Una corsa disperata di 200 metri attraverso terminal, controlli e barriere di sicurezza. Poi il drammatico epilogo sulla pista di Orio al Serio, dove un uomo di 35 anni ha perso la vita risucchiato dal motore di un Airbus A319 in fase di decollo. La tragedia si è consumata questa mattina alle 10.35 all’aeroporto di Bergamo, scuotendo la comunità aeroportuale e sollevando interrogativi inquietanti sui sistemi di protezione di uno degli scali più trafficati d’Italia.
La ricostruzione dell’accaduto presenta ancora molti punti oscuri, ma le prime testimonianze raccolte dalle autorità delineano un quadro agghiacciante. L’uomo avrebbe fatto irruzione nello scalo arrivando contromano, abbandonando l’auto e iniziando una corsa folle verso l’interno della struttura. Una volta varcata l’area arrivi al piano terra, sarebbe riuscito ad aprire una porta di sicurezza che conduce direttamente alle piazzole di sosta degli aerei.
Il velivolo coinvolto, un Airbus A319 della compagnia spagnola Volotea diretto alle Asturie, stava completando il “pushback” – la manovra di allontanamento dalla piazzola di sosta – quando si è verificato l’impatto fatale. A bordo viaggiavano 154 passeggeri, quattro assistenti di volo e due piloti, tutti illesi ma profondamente scossi dall’accaduto.

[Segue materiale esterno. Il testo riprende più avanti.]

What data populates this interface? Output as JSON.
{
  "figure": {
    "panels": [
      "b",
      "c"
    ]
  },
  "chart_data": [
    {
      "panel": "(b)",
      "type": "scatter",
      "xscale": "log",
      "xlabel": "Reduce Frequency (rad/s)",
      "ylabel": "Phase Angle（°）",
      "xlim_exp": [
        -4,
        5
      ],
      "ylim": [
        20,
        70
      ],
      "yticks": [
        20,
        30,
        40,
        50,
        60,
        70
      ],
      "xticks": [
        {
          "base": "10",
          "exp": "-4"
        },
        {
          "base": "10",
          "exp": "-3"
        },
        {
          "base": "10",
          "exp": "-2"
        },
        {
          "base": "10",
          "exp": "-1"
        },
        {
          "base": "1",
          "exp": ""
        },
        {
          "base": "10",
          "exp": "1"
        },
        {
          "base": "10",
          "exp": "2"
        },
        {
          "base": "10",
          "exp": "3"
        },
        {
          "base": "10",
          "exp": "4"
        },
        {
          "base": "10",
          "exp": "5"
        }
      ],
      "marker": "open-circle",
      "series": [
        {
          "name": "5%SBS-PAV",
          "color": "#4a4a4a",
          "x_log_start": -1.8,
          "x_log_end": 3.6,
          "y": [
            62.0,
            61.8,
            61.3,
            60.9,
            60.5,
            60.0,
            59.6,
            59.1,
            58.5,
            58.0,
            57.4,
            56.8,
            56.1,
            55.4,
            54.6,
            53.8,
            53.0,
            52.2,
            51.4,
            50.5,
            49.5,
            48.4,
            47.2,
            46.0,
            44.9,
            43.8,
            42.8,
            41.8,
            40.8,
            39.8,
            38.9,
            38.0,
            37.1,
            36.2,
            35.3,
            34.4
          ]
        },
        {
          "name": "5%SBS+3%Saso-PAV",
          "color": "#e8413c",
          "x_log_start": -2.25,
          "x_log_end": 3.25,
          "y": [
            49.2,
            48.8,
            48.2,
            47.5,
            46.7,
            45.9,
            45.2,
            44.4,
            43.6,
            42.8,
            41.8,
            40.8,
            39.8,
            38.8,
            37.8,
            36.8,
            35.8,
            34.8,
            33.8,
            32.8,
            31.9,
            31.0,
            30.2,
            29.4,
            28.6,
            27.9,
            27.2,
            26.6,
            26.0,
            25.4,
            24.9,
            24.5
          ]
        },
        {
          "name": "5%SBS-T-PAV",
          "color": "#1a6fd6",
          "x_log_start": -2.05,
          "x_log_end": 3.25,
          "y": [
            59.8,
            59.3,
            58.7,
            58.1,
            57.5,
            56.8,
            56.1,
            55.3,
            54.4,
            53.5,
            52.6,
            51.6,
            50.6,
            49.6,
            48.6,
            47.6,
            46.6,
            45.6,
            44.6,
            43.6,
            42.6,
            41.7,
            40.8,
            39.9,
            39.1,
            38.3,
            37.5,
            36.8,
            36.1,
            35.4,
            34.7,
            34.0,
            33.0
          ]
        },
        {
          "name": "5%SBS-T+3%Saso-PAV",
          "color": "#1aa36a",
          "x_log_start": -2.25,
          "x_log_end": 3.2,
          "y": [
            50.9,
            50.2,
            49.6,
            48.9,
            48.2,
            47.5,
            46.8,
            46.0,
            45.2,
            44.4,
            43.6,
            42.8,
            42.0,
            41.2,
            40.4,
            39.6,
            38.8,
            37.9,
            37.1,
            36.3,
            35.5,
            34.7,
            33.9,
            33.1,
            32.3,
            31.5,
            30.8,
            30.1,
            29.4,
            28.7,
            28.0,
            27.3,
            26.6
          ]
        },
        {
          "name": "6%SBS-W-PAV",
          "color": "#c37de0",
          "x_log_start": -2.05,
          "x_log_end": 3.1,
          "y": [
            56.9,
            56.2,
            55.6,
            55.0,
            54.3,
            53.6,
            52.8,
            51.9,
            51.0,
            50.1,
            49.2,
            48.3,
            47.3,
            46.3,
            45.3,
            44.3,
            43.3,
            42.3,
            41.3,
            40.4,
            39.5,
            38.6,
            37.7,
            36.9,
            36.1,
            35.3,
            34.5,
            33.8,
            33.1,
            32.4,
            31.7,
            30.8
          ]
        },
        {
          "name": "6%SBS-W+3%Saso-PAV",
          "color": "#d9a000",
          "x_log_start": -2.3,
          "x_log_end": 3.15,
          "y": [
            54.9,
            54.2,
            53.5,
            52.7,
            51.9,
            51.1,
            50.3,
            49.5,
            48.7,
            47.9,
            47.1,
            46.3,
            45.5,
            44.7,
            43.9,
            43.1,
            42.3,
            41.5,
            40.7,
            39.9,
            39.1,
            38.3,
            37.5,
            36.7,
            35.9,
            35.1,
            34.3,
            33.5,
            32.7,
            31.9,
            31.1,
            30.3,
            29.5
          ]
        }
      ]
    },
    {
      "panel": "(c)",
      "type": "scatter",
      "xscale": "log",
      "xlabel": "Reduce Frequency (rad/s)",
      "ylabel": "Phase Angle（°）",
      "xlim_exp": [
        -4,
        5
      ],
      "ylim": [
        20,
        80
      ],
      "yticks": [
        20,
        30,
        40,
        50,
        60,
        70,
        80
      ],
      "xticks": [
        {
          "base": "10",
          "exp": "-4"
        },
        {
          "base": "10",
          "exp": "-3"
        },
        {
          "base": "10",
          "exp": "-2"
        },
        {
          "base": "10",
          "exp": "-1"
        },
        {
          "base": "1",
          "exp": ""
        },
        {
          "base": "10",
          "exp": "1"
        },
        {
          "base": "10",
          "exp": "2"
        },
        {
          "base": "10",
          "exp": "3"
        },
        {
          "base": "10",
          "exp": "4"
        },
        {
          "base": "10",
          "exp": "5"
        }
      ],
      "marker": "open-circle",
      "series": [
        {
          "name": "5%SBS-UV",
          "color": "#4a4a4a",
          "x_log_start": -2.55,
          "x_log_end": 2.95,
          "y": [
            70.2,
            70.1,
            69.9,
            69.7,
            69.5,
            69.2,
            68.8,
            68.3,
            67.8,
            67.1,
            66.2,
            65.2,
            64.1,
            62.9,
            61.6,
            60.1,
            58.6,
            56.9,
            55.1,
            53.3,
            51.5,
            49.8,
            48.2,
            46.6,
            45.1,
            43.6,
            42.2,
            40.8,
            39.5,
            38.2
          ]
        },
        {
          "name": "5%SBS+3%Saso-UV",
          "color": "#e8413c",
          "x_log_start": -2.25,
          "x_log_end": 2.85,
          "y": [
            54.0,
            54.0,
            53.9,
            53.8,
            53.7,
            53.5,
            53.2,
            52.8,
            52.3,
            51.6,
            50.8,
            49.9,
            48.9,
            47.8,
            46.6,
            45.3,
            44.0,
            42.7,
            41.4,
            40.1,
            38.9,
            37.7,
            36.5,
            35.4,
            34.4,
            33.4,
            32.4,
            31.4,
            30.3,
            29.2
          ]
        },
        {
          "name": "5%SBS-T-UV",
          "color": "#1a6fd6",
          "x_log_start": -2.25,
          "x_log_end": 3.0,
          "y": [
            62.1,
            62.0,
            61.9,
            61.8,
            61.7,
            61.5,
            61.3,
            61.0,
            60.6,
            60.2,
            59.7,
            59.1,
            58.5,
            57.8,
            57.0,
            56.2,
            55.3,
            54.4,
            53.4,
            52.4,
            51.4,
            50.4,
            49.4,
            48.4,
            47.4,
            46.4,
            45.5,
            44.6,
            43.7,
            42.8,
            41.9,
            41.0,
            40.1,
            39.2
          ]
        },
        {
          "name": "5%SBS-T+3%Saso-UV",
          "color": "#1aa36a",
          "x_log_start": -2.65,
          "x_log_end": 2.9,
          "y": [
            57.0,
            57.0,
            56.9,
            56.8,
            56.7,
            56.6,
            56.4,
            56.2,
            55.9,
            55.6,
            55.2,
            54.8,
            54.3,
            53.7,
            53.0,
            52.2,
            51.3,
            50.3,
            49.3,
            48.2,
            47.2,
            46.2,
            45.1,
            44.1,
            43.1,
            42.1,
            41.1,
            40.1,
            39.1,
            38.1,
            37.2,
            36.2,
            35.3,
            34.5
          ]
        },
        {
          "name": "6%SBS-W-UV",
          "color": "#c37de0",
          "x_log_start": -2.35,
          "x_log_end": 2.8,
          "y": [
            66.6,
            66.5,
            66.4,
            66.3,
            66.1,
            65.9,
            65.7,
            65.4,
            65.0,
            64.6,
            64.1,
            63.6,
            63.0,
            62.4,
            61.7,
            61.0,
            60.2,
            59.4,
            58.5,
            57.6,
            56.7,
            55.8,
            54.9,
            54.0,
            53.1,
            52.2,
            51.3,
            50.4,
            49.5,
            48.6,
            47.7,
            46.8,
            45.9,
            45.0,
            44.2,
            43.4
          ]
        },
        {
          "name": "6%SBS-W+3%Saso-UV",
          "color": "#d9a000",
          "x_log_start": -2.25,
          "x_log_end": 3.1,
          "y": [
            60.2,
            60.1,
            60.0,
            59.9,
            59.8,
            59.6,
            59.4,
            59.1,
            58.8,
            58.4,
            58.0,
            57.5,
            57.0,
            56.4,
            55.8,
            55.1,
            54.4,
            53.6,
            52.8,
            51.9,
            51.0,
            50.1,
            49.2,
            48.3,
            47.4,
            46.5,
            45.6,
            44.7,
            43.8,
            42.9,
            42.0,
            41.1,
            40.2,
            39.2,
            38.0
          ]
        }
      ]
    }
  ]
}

L’episodio ha immediatamente paralizzato le operazioni dello scalo lombardo. Sacbo, la società di gestione dell’impianto, ha sospeso tutti i voli dalle 10.20 alle 12 circa, parlando in una nota ufficiale di “inconveniente verificatosi sulla via di rullaggio, le cui cause sono in corso di accertamento da parte delle forze dell’ordine”. Un linguaggio istituzionale che nasconde la drammaticità di quanto accaduto.
Ma è proprio la dinamica dell’intrusione a sollevare le domande più inquietanti. Come ha fatto un uomo a percorrere quasi 200 metri all’interno di un aeroporto internazionale, superando porte d’emergenza, pareti, ostacoli, snodi di controllo e la presenza delle forze dell’ordine? Il percorso dal terminal alle piazzole di sosta rappresenta normalmente una delle aree più sorvegliate e protette di qualsiasi scalo aeroportuale.
L’episodio riapre inevitabilmente il dibattito sulla sicurezza aeroportuale in Italia. Orio al Serio gestisce oltre 13 milioni di passeggeri all’anno ed è considerato uno degli scali più efficienti del Paese. Proprio per questo, la facilità con cui un uomo è riuscito a raggiungere la pista operativa desta preoccupazioni che vanno ben oltre la singola tragedia.
Volotea ha confermato l’accaduto con un comunicato ufficiale: “Un uomo è riuscito ad introdursi sul piazzale degli aeromobili, raggiungendo poi la via di rullaggio. Qui si è avvicinato all’aereo, fermo e a motori accesi, perdendo la vita”. La compagnia ha precisato che tutti i passeggeri sono stati riprotetti su un altro volo, partito da Milano-Bergamo alle 16.43, e hanno ricevuto supporto psicologico per elaborare il trauma vissuto.
Le autorità competenti hanno avviato un’inchiesta approfondita per ricostruire ogni dettaglio dell’accaduto e verificare eventuali falle nei protocolli di sicurezza. Nel frattempo, la comunità aeroportuale prova a metabolizzare uno shock che segnerà a lungo la memoria di chi ha assistito a quella corsa verso la morte.
L’episodio di Bergamo rappresenta un campanello d’allarme che non può essere ignorato. La sicurezza aeroportuale, considerata fino ad oggi una delle eccellenze del sistema italiano, dovrà essere ripensata e rafforzata per evitare che simili tragedie possano ripetersi. Ogni vita umana ha un valore inestimabile, e ogni sistema di protezione deve essere progettato per salvaguardare non solo i passeggeri, ma anche chi, in un momento di estrema disperazione, potrebbe mettere in pericolo se stesso e gli altri.